The role of quantum interference and partial redistribution in the solar Ba II D2 4554 A line

TL;DR

This paper investigates the polarization profiles of the Ba II D2 line at 4554 Å, emphasizing the importance of quantum interference, isotope contributions, and partial frequency redistribution in accurately modeling observed solar polarization.

Contribution

It introduces radiative transfer modeling with partial frequency redistribution to accurately reproduce the line's polarization profiles, highlighting the limitations of complete redistribution models.

Findings

PRD is essential for modeling the line's wing polarization.

Theoretical profiles vary significantly with limb distance and atmospheric model.

Complete redistribution cannot reproduce observed polarization profiles.

Abstract

The Ba II D2 line at 4554 A is a good example, where the F-state interference effects due to the odd isotopes produce polarization profiles, which are very different from those of the even isotopes that do not exhibit F-state interference. It is therefore necessary to account for the contributions from the different isotopes to understand the observed linear polarization profiles of this line.
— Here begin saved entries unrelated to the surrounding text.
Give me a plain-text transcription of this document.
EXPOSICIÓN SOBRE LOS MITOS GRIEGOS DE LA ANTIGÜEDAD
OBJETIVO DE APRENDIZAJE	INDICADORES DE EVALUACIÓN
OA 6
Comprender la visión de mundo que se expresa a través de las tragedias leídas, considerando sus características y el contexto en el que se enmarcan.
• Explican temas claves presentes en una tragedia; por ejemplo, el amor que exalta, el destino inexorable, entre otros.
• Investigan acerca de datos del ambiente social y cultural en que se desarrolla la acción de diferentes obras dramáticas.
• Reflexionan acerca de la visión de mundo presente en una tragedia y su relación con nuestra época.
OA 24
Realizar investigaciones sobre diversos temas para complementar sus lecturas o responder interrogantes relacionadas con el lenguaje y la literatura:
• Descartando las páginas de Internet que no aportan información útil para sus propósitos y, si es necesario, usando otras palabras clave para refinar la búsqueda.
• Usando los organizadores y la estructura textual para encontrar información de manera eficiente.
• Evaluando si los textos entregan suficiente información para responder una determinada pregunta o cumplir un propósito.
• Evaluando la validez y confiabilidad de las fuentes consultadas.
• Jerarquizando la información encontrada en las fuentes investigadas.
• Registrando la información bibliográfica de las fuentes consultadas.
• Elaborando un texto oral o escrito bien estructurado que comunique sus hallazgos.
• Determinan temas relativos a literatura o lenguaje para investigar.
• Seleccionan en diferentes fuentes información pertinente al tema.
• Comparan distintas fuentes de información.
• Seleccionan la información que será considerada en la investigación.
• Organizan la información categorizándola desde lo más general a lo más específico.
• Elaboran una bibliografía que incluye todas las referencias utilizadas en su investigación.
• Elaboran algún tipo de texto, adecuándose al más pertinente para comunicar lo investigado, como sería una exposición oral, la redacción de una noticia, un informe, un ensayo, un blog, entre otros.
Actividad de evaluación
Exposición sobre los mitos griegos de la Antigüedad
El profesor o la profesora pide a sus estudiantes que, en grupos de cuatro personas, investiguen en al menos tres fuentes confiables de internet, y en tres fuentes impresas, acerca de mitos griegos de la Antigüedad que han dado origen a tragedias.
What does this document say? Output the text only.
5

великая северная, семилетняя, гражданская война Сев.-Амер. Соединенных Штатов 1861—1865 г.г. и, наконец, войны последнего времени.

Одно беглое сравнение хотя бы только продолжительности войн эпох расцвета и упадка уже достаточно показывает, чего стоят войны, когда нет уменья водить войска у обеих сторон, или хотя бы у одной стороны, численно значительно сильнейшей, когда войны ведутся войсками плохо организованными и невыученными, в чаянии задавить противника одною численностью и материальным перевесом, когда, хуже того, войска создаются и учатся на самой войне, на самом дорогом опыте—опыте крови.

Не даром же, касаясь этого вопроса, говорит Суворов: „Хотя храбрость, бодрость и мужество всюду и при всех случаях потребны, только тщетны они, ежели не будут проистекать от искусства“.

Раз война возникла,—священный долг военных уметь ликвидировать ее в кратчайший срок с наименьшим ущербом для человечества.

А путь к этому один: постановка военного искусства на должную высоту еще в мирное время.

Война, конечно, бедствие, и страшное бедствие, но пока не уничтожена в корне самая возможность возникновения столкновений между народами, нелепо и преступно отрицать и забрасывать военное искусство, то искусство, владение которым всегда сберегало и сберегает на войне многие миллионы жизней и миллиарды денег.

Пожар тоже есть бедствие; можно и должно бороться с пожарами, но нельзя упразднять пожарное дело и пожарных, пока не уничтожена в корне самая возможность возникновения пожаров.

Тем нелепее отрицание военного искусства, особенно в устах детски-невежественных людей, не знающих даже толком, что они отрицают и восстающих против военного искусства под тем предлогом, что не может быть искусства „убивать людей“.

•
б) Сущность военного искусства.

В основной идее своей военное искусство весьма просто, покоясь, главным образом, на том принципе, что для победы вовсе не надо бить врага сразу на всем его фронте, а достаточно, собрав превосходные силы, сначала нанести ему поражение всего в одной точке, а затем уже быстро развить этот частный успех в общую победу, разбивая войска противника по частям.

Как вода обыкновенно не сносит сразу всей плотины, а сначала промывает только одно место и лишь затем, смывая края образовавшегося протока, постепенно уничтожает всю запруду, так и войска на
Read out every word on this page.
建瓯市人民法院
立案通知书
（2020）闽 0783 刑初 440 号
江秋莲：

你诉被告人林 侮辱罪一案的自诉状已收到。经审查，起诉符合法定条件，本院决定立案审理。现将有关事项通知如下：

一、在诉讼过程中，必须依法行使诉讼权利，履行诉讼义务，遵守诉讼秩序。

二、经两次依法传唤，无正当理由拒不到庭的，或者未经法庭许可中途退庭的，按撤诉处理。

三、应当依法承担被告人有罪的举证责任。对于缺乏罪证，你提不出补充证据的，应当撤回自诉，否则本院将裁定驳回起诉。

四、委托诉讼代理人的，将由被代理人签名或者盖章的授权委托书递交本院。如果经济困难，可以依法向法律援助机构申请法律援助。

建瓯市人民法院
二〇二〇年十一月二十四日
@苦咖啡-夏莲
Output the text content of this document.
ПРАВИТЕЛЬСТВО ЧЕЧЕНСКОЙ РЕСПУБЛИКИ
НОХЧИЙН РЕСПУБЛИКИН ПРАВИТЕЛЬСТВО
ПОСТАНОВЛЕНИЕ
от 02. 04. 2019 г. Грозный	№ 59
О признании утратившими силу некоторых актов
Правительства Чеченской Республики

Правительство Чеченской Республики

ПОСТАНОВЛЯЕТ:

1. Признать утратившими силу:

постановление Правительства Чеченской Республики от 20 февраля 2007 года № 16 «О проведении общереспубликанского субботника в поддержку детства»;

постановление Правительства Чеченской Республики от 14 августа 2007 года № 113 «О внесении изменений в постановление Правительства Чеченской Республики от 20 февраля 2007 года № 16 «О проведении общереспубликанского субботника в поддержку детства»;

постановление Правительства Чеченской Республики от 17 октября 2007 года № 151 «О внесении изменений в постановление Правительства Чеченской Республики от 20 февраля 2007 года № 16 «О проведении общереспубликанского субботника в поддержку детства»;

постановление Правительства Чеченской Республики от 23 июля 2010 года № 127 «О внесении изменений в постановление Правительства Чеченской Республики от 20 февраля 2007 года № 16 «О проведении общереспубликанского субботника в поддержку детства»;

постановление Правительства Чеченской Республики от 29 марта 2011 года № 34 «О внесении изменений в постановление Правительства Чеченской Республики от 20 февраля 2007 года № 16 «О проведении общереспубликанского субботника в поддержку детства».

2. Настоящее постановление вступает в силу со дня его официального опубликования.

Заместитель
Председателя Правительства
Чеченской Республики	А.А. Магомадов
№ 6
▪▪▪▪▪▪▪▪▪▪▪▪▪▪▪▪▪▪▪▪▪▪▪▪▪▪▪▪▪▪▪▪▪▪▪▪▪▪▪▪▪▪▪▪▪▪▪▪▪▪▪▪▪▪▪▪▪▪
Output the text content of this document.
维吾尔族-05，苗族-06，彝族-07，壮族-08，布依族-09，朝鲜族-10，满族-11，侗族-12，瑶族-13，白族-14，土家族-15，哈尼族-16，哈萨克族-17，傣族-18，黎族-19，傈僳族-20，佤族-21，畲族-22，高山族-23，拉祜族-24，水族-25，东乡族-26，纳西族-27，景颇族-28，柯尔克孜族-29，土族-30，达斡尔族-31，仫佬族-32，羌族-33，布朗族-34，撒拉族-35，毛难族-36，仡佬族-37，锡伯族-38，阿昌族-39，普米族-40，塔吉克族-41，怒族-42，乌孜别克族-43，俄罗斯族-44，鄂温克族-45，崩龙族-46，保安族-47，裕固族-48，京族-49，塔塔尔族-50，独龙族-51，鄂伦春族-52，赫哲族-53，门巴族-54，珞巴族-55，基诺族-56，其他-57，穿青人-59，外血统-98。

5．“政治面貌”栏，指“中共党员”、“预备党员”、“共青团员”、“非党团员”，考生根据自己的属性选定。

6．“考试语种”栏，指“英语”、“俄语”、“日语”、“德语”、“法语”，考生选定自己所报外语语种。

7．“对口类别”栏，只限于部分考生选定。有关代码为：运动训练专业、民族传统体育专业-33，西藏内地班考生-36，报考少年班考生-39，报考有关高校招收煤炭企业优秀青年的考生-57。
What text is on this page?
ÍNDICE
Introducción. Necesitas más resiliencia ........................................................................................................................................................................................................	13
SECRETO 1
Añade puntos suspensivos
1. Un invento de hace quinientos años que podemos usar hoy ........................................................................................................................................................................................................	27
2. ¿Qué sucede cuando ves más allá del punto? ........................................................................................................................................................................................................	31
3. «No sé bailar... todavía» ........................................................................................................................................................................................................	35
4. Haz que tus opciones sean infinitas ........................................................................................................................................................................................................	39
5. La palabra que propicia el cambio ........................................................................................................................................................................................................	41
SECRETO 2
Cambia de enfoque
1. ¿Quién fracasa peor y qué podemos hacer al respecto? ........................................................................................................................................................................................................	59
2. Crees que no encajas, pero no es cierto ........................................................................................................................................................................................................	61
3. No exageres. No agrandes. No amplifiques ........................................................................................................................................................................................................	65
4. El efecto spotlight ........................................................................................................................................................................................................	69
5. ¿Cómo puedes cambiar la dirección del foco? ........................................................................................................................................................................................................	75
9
In this paper we present radiative transfer modeling with partial frequency redistribution (PRD), which is shown to be essential to model this line. This is because complete frequency redistribution (CRD) cannot reproduce the observed wing polarization. We present the observed and computed Q/I profiles at different limb distances. The theoretical profiles strongly depend on limb distance (\mu) and the model atmosphere which fits the limb observations fails at other \mu\ positions.